For Moz Pro customers, remember that you can easily track Featured Snippets on the SERP Features page (under Rankings in the left navigation) and use Featured Snippets to filter by keywords. You will get a report like this – look for the scissors icon to see where featured snippets appear and if you (blue) or a competitor (red) are capturing them:
Regardless of the impact, one thing remains true: Google gives and Google takes away. Unlike losing a ranking or featured snippet to a competitor, there is very little you can do to undo this type of profound change.

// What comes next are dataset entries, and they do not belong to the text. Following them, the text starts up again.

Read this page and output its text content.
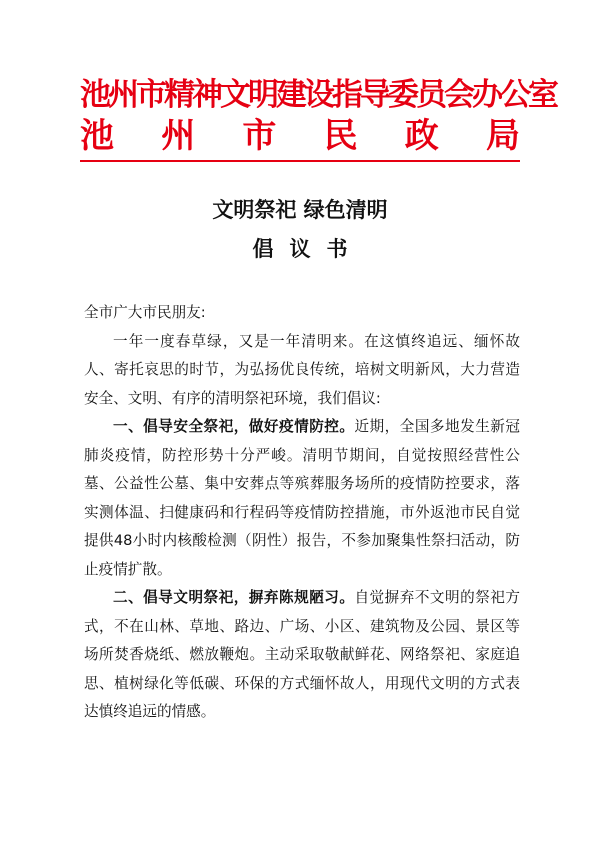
池州市精神文明建设指导委员会办公室
池 州 市 民 政 局
文明祭祀 绿色清明
倡议书

全市广大市民朋友:

一年一度春草绿，又是一年清明来。在这慎终追远、缅怀故人、寄托哀思的时节，为弘扬优良传统，培树文明新风，大力营造安全、文明、有序的清明祭祀环境，我们倡议:

一、倡导安全祭祀，做好疫情防控。近期，全国多地发生新冠肺炎疫情，防控形势十分严峻。清明节期间，自觉按照经营性公墓、公益性公墓、集中安葬点等殡葬服务场所的疫情防控要求，落实测体温、扫健康码和行程码等疫情防控措施，市外返池市民自觉提供48小时内核酸检测（阴性）报告，不参加聚集性祭扫活动，防止疫情扩散。

二、倡导文明祭祀，摒弃陈规陋习。自觉摒弃不文明的祭祀方式，不在山林、草地、路边、广场、小区、建筑物及公园、景区等场所焚香烧纸、燃放鞭炮。主动采取敬献鲜花、网络祭祀、家庭追思、植树绿化等低碳、环保的方式缅怀故人，用现代文明的方式表达慎终追远的情感。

For locations in heavily affected industries, we can only monitor the situation and try to assess our new reality.
Update: Drop by Word Count
I realized that we could look at the word count in the STAT data to test the theory that shorter searches (which are generally both more competitive and more ambiguous) were more affected by this update. Here is the breakdown of STAT's 2M desktop keywords (en-US) …
There's not much nuance here – 1-word queries were overloaded in this update, 2-word queries fell significantly higher than the STAT average, and 3+ word queries were hit a lot less. Why these queries were made is not so clear, but the implications for very short queries are clear.